Muchos han documentado durante estos meses hasta qué punto Trump es un desastre como gestor y cómo lanzó una línea de hipotecas unos meses antes de la crisis financiera de 2008. Quien quisiera saber qué tipo de empresario era el candidato republicano sólo debía leer esta biografía de Michael Kranish y Marc Fisher o artículos como éste que publicó Eduardo en Univision.

Es una noción que el candidato ha explotado a menudo en sus mítines pero los medios aquí han denunciado muchas veces que no se corresponde a la verdad. Trump cortejó durante décadas a los políticos de Nueva York o Atlantic City para conseguir licencias y ayudas públicas. Hizo donaciones a congresistas y senadores demócratas y llegó a ceder su casa para un acto de recaudación de Hillary Clinton durante la campaña al Senado del año 2000.

Su retórica contra los grupos de presión y contra las puertas giratorias sería creíble si su campaña no estuviera gestionada por personas como Paul Manafort, que ha ejercido como lobista para los regímenes autoritarios de Ucrania, Zimbabue o el Congo belga.

El éxito de la campaña de Sanders le empujó a presentarse como el hombre llamado a limpiar la corrupción de Washington y a decir que se había lanzado a la campaña de forma desinteresada mientras sus empresas facturaban más de un millón de dólares al servicio secreto por los vuelos y por el alojamiento de sus agentes y cobraban a la campaña una cifra fuera de mercado por el alquiler de una de las plantas de la Torre Trump.

Esos y otros detalles los desvelaron los reporteros especializados en la financiación de las campañas. Muchas televisiones se hicieron eco de lo que ocurría pero a muchos votantes no les importó.

10. El país que votó a Obama se ha entregado a Trump

Hillary Clinton ganó más votos que Donald Trump en todo el país. Los resultados completos no los tendremos hasta principios de diciembre cuando acabe el recuento, se diriman posibles disputas y se sume todo el voto por correo.

Pero los últimos datos indican que la candidata demócrata ganó unos 400.000 votos más que el republicano [Nota: al final del recuento, Clinton superó en casi tres millones de votos a Trump]. Aquí se van actualizando los datos cada día.
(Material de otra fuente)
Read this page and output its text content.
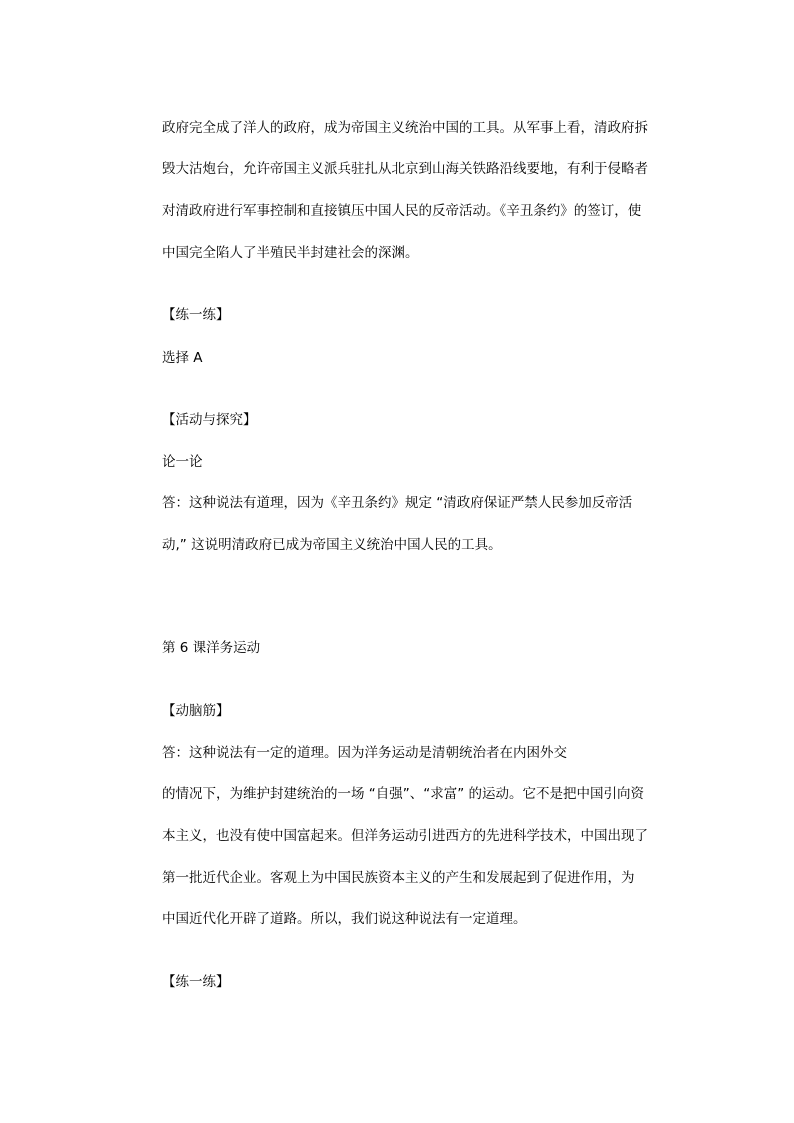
政府完全成了洋人的政府，成为帝国主义统治中国的工具。从军事上看，清政府拆
毁大沽炮台，允许帝国主义派兵驻扎从北京到山海关铁路沿线要地，有利于侵略者
对清政府进行军事控制和直接镇压中国人民的反帝活动。《辛丑条约》的签订，使
中国完全陷人了半殖民半封建社会的深渊。
【练一练】
选择 A
【活动与探究】
论一论
答：这种说法有道理，因为《辛丑条约》规定 “清政府保证严禁人民参加反帝活
动,” 这说明清政府已成为帝国主义统治中国人民的工具。
第 6 课洋务运动
【动脑筋】
答：这种说法有一定的道理。因为洋务运动是清朝统治者在内困外交
的情况下，为维护封建统治的一场 “自强”、“求富” 的运动。它不是把中国引向资
本主义，也没有使中国富起来。但洋务运动引进西方的先进科学技术，中国出现了
第一批近代企业。客观上为中国民族资本主义的产生和发展起到了促进作用，为
中国近代化开辟了道路。所以，我们说这种说法有一定道理。
【练一练】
Henry Olsen, el experto de Pensilvania que clavó el resultado, dice que seguirá creciendo la diferencia a favor de Clinton porque faltan votos de California. De hecho, es posible que al final la demócrata consiga casi tantos votos como Obama en 2012.
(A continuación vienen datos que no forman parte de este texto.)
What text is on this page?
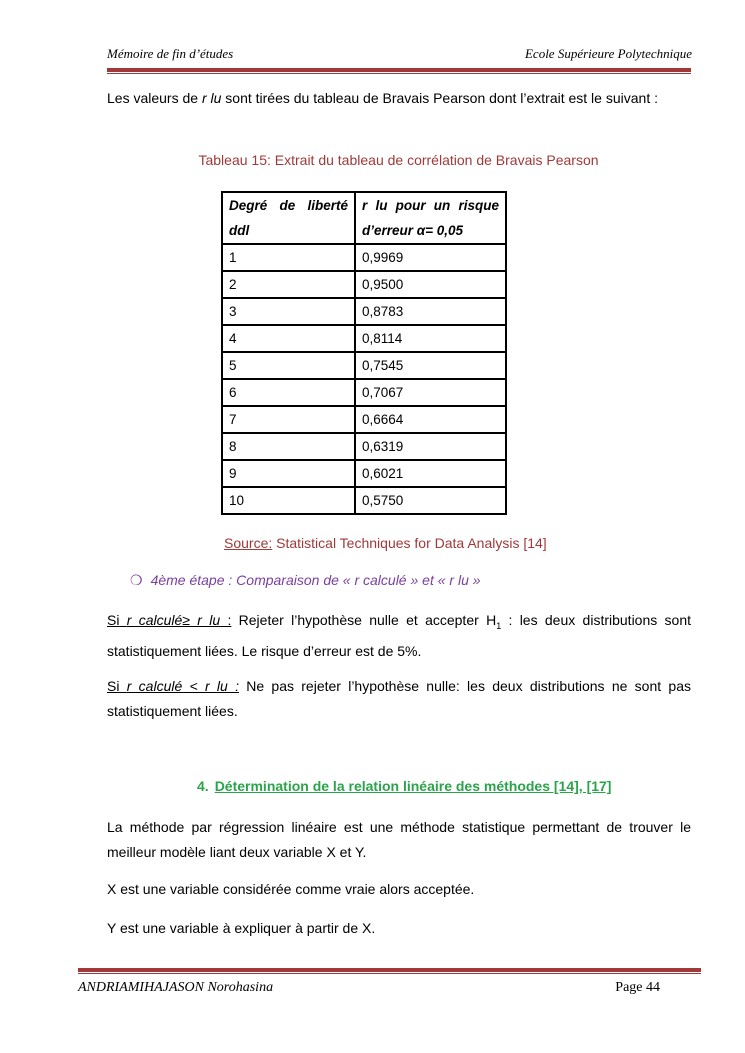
Mémoire de fin d’études	Ecole Supérieure Polytechnique
Les valeurs de r lu sont tirées du tableau de Bravais Pearson dont l’extrait est le suivant :
Tableau 15: Extrait du tableau de corrélation de Bravais Pearson
Degré de liberté ddl	r lu pour un risque d’erreur α= 0,05
1	0,9969
2	0,9500
3	0,8783
4	0,8114
5	0,7545
6	0,7067
7	0,6664
8	0,6319
9	0,6021
10	0,5750
Source: Statistical Techniques for Data Analysis [14]
❍ 4ème étape : Comparaison de « r calculé » et « r lu »
Si r calculé≥ r lu : Rejeter l’hypothèse nulle et accepter $H_1$ : les deux distributions sont statistiquement liées. Le risque d’erreur est de 5%.
Si r calculé < r lu : Ne pas rejeter l’hypothèse nulle: les deux distributions ne sont pas statistiquement liées.
4. Détermination de la relation linéaire des méthodes [14], [17]
La méthode par régression linéaire est une méthode statistique permettant de trouver le meilleur modèle liant deux variable X et Y.
X est une variable considérée comme vraie alors acceptée.
Y est une variable à expliquer à partir de X.
ANDRIAMIHAJASON Norohasina	Page 44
Trump ganó la suma de los votos del colegio electoral y esa suma es la que hace que alguien sea presidente en EEUU. Lo hizo sobre todo por unos 100.000 votos repartidos entre Wisconsin, Pensilvania y tal vez Michigan (aún no ha terminado el recuento allí).

El colegio electoral favoreció a Trump en este caso. Así ha sido siempre el sistema aunque la divergencia entre el voto popular y los votos del colegio electoral es poco habitual. En tiempos modernos sólo sucedió en 2000 y por menos diferencia de votos entre George W. Bush y Al Gore.

Los intentos de reformar el sistema para que cada persona valga un voto son casi tan viejos como el propio colegio electoral que inventaron Hamilton y Madison. El dilema está explicado en detalle en este artículo de María en Univision.

11. Los americanos están a favor del muro y las deportaciones

El discurso agresivo de Trump contra los mexicanos podría hacer pensar que la mayoría de los ciudadanos de Estados Unidos comparte sus recetas sobre la inmigración. Pero las cifras de decenas de sondeos indican que eso no es cierto.
La mayoría de los votantes no comparte las recetas más radicales de su campaña. Si las aplica, será contra el criterio de la mayoría de la población.

Un 70% de quienes fueron a votar está a favor de legalizar a millones de indocumentados. Entre ellos, más de la mitad de quienes votaron por Trump. Un 54% está en contra de construir el muro en la frontera. Una iniciativa que costaría al menos 25.000 millones de dólares y que el Congreso controlado por los republicanos deberá aprobar.

Las deportaciones masivas son una medida muy impopular en Estados Unidos. La inmensa mayoría de la población se opone a expulsar a familias que no hayan cometido delitos graves. Según las cifras de los sondeos a pie de urna, sólo un 21% de quienes fueron a votar está a favor de hacerlo. Si tenemos en cuenta la abstención, ese porcentaje supone apenas un 11% de la población con derecho a voto en el país.